Par Benoît Pironneau
INDICES, excellent film documentaire de Vincent Glenn, nous interroge sur la richesse; sa définition, sa mesure et ses conséquences bien réelles sur nos vies… pour le meilleur et pour le pire!
De nos jours, le PIB (Produit Intérieur Brut) demeure encore et toujours l’indicateur de référence, celui qui en dernier ressort détermine une grande partie de nos choix: sans croissance du PIB point de salut!
Pourtant les paradoxes ne manquent pas. Schématiquement, le PIB mesure sans discernement l’ensemble des flux financiers générés par l’activité d’une Nation. Exemple. Le bon sens nous conduit à parler de la catastrophe de l’ERIKA.
Cependant, cette même catastrophe représente une aubaine pour l’augmentation du PIB… de part l’économie de réparation qui s’en suit. Inversement, tout le travail des bénévoles qui, dans un élan citoyen, se sont mobilisés pour nettoyer les plages n’est aucunement comptabilisé. Il ne vient pas gonfler le PIB. Sur un plan strictement économique, on peut même avancer que ce travail bénévole fait diminuer la richesse nationale puisqu’il aurait pu être effectué par des entreprises dûment rémunérées… Quelque chose ne tourne décidément pas rond.

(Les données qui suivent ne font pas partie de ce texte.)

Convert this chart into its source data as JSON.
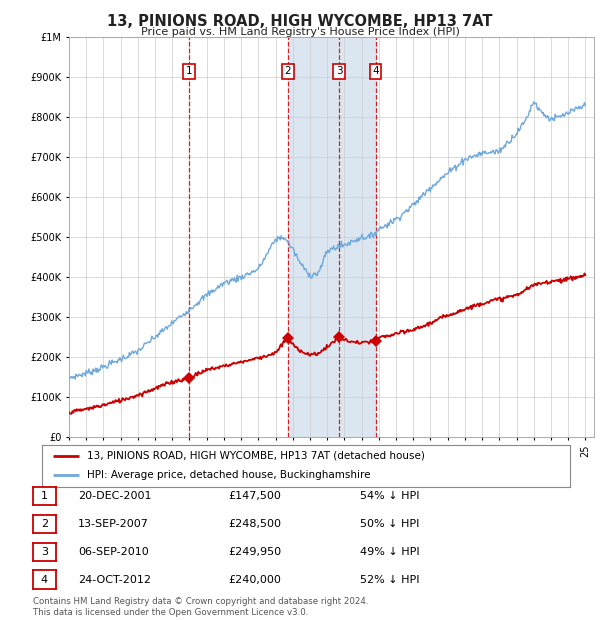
{
  "title": "13, PINIONS ROAD, HIGH WYCOMBE, HP13 7AT",
  "subtitle": "Price paid vs. HM Land Registry's House Price Index (HPI)",
  "transactions": [
    {
      "id": 1,
      "date": "20-DEC-2001",
      "year": 2001.96,
      "price": 147500,
      "hpi_pct": "54% ↓ HPI"
    },
    {
      "id": 2,
      "date": "13-SEP-2007",
      "year": 2007.7,
      "price": 248500,
      "hpi_pct": "50% ↓ HPI"
    },
    {
      "id": 3,
      "date": "06-SEP-2010",
      "year": 2010.69,
      "price": 249950,
      "hpi_pct": "49% ↓ HPI"
    },
    {
      "id": 4,
      "date": "24-OCT-2012",
      "year": 2012.81,
      "price": 240000,
      "hpi_pct": "52% ↓ HPI"
    }
  ],
  "hpi_line_color": "#6fa8dc",
  "price_line_color": "#cc0000",
  "background_color": "#ffffff",
  "plot_bg_color": "#ffffff",
  "grid_color": "#cccccc",
  "highlight_bg": "#dce6f1",
  "ylim": [
    0,
    1000000
  ],
  "xlim_start": 1995,
  "xlim_end": 2025.5,
  "footer": "Contains HM Land Registry data © Crown copyright and database right 2024.\nThis data is licensed under the Open Government Licence v3.0.",
  "legend_label_red": "13, PINIONS ROAD, HIGH WYCOMBE, HP13 7AT (detached house)",
  "legend_label_blue": "HPI: Average price, detached house, Buckinghamshire",
  "hpi_anchor_years": [
    1995,
    1996,
    1997,
    1998,
    1999,
    2000,
    2001,
    2002,
    2003,
    2004,
    2005,
    2006,
    2007,
    2007.5,
    2008,
    2008.5,
    2009,
    2009.5,
    2010,
    2010.5,
    2011,
    2011.5,
    2012,
    2012.5,
    2013,
    2014,
    2015,
    2016,
    2017,
    2018,
    2019,
    2020,
    2021,
    2021.5,
    2022,
    2022.5,
    2023,
    2023.5,
    2024,
    2024.5,
    2025
  ],
  "hpi_anchor_vals": [
    148000,
    160000,
    175000,
    195000,
    215000,
    250000,
    285000,
    320000,
    355000,
    385000,
    400000,
    420000,
    495000,
    500000,
    470000,
    430000,
    405000,
    410000,
    465000,
    475000,
    480000,
    490000,
    500000,
    500000,
    520000,
    545000,
    580000,
    625000,
    660000,
    695000,
    710000,
    715000,
    760000,
    790000,
    840000,
    810000,
    795000,
    800000,
    810000,
    820000,
    830000
  ],
  "red_anchor_years": [
    1995,
    1996,
    1997,
    1998,
    1999,
    2000,
    2001,
    2001.96,
    2002.5,
    2003,
    2004,
    2005,
    2006,
    2007,
    2007.7,
    2008,
    2008.5,
    2009,
    2009.5,
    2010,
    2010.69,
    2011,
    2011.5,
    2012,
    2012.81,
    2013,
    2014,
    2015,
    2016,
    2017,
    2018,
    2019,
    2020,
    2021,
    2022,
    2023,
    2024,
    2025
  ],
  "red_anchor_vals": [
    62000,
    70000,
    80000,
    92000,
    105000,
    122000,
    138000,
    147500,
    158000,
    168000,
    178000,
    188000,
    198000,
    210000,
    248500,
    230000,
    215000,
    205000,
    210000,
    225000,
    249950,
    242000,
    238000,
    235000,
    240000,
    248000,
    258000,
    268000,
    285000,
    305000,
    320000,
    335000,
    345000,
    355000,
    380000,
    390000,
    395000,
    405000
  ]
}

Mais pourquoi diable a-t-on un jour associé croissance du PIB et Progrès de la société? Dominique Méda avance trois arguments qui se conjuguent au fil du temps:
* Le lien qui est établi entre démocratie et augmentation de la production à la suite d’Adam Smith;
* La volonté d’exhiber sa puissance;
* L’idée au XIXe siècle que le progrès, c’est de transformer la nature, la détruire.
Par ailleurs, il faut garder à l’esprit que tout indicateur est performatif: il nous formate en même temps que nous tendons à optimiser notre performance. Autrement dit, un indicateur n’est pas neutre. Il transforme la réalité qu’il est censé mesurer. Mieux vaut donc les choisir avec soin, problème moins technique que politique.
Des deux constats précédents – PIB & Progrès et caractère performatif d’un indicateur – découle une conséquence immédiate: nous sommes conditionnés à la fois collectivement et individuellement par l’impératif de créer de l’activité économique… coûte que coûte.
Coodyssée, Coopérative d’Activités et d’Emploi, n’échappe pas à ce cruel dilemme. Comment pouvons nous remplir pleinement notre mission sans nous lancer dans une course effrénée au toujours plus? Comment convaincre nos partenaires et financeurs tout en prenant ouvertement une distance critique par rapport aux indicateurs purement économiques?
Vaste chantier qui a de quoi paralyser (ou rendre cynique). Heureusement, nous ne sommes pas seuls. Ce débat traverse l’ESS. À l’instar du Collectif F.A.I.R, des acteurs se mobilisent de longue date autour d’autres indicateurs de richesse. Des alternatives concrètes et opérationnelles existent. Elles ne demandent qu’à être développées et partagées. Pas de panique donc. Le 9 juin dernier à l’occasion de la journée « Coopératives et Territoires » dans le Queyras, Béatrice et Gérard Barras en ont apporté la preuve au travers de la formidable aventure de la scop ARDELAINE.
S’il est urgent d’utiliser et développer d’autres indicateurs de richesse, il est tout aussi primordial de ne pas soumettre « toutes nos actions, qu’elles soient marchandes, administratives, ou bénévoles à la dictature de l’évaluation quantitative systématique » [A.Caillé]. La sagesse de savoir apprécier tout ce qui fait que la vie vaut d’être vécue, n’est-elle pas d’accepter de ne pas tout mesurer, justement?